Creo que ella no pilló lo que le dije para el brindis hasta después de bebérselo.

-Eres un… Da igual!- Soltó claramente borracha.

Y los dos nos reímos de nuevo.

-Vámonos.- Solté.

Y Ana no se lo pensó dos veces y me agarró de la mano para cruzar la puerta.

Al salir de aquel sitio, Ana dio de nuevo otro traspié, y se agarró a mí, estallando en risas.

-Joder! Que pedo llevo! Jajajaja!- Soltó.

O se estaba haciendo la tonta, o realmente todo lo que bebimos le había afectado más que a mí.

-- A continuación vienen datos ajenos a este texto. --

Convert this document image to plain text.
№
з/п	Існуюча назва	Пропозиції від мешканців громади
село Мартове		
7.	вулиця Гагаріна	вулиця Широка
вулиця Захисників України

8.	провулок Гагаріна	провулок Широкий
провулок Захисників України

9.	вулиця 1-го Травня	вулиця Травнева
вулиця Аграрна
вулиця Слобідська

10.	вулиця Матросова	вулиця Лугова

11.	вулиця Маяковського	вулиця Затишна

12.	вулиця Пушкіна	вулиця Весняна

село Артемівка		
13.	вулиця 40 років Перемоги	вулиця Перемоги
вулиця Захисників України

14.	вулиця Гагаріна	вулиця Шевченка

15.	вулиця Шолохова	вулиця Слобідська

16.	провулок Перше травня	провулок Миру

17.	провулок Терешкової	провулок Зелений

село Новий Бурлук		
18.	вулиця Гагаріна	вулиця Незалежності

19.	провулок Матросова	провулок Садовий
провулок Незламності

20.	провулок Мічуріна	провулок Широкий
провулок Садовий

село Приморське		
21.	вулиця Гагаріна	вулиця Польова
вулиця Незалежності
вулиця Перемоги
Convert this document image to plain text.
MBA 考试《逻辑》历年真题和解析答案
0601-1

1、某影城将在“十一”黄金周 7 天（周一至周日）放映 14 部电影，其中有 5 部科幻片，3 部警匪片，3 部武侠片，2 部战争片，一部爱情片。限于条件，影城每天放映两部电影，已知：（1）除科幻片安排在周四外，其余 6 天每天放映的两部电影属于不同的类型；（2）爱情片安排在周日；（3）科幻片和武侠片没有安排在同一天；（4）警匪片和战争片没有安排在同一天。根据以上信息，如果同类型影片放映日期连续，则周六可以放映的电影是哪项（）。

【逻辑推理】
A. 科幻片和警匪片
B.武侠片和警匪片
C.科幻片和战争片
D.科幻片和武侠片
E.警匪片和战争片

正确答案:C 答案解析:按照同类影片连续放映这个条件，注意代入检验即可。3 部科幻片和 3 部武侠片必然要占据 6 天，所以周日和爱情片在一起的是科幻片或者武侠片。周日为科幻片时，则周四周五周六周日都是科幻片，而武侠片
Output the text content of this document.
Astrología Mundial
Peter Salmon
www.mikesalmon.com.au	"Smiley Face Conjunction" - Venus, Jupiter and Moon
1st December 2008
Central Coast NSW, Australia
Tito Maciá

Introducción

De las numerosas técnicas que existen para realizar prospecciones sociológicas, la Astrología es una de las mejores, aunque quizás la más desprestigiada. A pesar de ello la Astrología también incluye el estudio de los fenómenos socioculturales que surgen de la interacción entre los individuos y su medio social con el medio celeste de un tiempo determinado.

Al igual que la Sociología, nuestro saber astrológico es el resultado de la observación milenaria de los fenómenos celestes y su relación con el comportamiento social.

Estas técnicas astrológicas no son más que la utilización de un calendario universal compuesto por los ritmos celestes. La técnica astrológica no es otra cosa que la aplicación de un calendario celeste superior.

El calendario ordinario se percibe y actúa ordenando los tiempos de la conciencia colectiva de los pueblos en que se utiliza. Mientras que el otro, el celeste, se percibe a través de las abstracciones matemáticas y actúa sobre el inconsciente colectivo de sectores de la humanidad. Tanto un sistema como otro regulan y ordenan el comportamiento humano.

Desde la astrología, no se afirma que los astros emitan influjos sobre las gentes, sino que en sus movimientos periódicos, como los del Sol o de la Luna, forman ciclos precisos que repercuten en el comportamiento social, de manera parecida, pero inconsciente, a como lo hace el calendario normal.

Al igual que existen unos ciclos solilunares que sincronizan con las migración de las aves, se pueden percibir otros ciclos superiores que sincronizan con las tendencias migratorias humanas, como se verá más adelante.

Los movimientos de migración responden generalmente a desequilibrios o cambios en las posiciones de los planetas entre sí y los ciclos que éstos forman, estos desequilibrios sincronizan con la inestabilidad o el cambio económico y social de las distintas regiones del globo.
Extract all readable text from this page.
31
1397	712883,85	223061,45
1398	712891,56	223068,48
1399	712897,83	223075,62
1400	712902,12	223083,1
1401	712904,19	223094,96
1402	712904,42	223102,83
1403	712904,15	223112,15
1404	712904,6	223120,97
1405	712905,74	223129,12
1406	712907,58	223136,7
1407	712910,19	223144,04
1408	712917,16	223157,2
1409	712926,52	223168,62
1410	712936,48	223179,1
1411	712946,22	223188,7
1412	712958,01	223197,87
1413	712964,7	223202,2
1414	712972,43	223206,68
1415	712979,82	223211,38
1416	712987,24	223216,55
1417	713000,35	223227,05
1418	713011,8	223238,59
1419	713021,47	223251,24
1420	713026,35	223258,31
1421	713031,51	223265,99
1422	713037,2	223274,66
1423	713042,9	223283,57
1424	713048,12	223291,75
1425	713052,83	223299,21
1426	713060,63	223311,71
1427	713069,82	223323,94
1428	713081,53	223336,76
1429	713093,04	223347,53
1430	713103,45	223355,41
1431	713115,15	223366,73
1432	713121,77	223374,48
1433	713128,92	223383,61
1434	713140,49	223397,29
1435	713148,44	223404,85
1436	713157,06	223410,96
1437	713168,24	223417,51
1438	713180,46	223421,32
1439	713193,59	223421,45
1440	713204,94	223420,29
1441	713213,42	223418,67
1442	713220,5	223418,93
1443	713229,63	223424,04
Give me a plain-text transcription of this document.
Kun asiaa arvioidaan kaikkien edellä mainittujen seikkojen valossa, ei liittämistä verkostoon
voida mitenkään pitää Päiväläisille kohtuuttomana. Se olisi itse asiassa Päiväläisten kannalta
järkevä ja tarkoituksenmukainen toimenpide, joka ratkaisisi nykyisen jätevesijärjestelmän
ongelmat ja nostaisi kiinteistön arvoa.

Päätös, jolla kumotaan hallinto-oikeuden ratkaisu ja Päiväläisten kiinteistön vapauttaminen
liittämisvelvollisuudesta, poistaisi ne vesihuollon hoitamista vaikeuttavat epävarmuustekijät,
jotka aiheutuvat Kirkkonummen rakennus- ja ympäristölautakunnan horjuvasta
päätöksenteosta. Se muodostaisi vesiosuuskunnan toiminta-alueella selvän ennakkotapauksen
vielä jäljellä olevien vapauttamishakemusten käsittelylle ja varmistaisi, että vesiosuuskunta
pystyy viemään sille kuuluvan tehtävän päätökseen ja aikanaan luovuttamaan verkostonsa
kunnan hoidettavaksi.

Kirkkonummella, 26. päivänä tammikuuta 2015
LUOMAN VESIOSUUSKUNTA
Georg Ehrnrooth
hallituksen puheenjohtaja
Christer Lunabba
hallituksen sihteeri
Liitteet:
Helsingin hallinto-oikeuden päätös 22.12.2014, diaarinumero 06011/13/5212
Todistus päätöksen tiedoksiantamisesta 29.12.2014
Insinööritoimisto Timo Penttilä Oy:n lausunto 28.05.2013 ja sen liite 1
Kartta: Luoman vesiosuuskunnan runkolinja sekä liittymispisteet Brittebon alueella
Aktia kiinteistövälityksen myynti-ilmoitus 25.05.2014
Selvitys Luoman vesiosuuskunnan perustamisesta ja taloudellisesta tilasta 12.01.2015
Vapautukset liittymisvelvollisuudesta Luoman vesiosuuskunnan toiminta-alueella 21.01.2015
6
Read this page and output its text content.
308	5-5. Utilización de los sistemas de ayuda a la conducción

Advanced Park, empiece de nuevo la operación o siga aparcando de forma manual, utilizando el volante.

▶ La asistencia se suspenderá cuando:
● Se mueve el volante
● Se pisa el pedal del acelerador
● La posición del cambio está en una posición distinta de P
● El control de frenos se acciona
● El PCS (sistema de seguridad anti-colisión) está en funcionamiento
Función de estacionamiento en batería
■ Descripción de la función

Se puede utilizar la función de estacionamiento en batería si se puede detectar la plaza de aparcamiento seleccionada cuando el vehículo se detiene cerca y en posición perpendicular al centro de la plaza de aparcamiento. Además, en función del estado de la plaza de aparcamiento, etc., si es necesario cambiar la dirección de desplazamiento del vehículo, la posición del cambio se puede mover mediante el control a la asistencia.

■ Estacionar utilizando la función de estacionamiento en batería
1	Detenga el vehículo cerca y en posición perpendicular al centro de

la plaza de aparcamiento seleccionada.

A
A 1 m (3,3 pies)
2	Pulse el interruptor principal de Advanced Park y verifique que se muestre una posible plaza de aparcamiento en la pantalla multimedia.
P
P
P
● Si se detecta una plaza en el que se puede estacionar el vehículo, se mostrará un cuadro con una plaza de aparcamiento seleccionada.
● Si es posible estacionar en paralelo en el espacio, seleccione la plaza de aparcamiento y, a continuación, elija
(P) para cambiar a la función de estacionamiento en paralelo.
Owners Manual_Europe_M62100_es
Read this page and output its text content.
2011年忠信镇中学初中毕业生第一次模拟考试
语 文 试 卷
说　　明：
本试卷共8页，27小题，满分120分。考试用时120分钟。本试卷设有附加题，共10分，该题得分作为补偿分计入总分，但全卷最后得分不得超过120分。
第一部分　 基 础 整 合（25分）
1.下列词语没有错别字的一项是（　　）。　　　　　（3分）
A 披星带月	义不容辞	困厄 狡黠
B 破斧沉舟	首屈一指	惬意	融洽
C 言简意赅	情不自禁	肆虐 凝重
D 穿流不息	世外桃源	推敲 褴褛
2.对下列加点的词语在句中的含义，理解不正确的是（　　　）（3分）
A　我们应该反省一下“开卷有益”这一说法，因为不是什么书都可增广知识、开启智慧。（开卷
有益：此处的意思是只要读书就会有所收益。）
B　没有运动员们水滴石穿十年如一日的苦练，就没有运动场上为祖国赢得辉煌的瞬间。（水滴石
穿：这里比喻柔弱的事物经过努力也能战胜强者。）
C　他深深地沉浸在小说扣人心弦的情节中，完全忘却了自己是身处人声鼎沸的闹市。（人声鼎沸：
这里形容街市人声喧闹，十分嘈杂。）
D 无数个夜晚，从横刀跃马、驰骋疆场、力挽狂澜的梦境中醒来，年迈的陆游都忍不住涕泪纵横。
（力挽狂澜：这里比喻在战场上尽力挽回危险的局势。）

Porque yo estaba algo mareado, pero no tanto.

La agarré del culo y se lo estrujé, atrayéndola hacía mí. Y volví a besarla.

Ana abrió su boca y alargó su lengua para recibirme. Como me encantaba que recibiera así mis besos!

Y en un abrazo muy íntimo, nos fundimos el uno con el otro, sin que nos importara estar en medio de la calle.

Mis manos subían y bajaban por su espalda, y cada vez iban más abajo, estrujando sus nalgas. Y Ana empezó a emitir unos gemiditos tímidos en mi boca, que me empezaron a poner cardiaco.

Cuando acabamos de enrollarnos allí en medio, fui consciente de que todavía seguíamos enfrente de aquel bar. La agarré por el culo y tiré de Ana hacia mi casa. Ella se agarró a mi cintura, y ambos empezamos a caminar acurrucados el uno en el otro.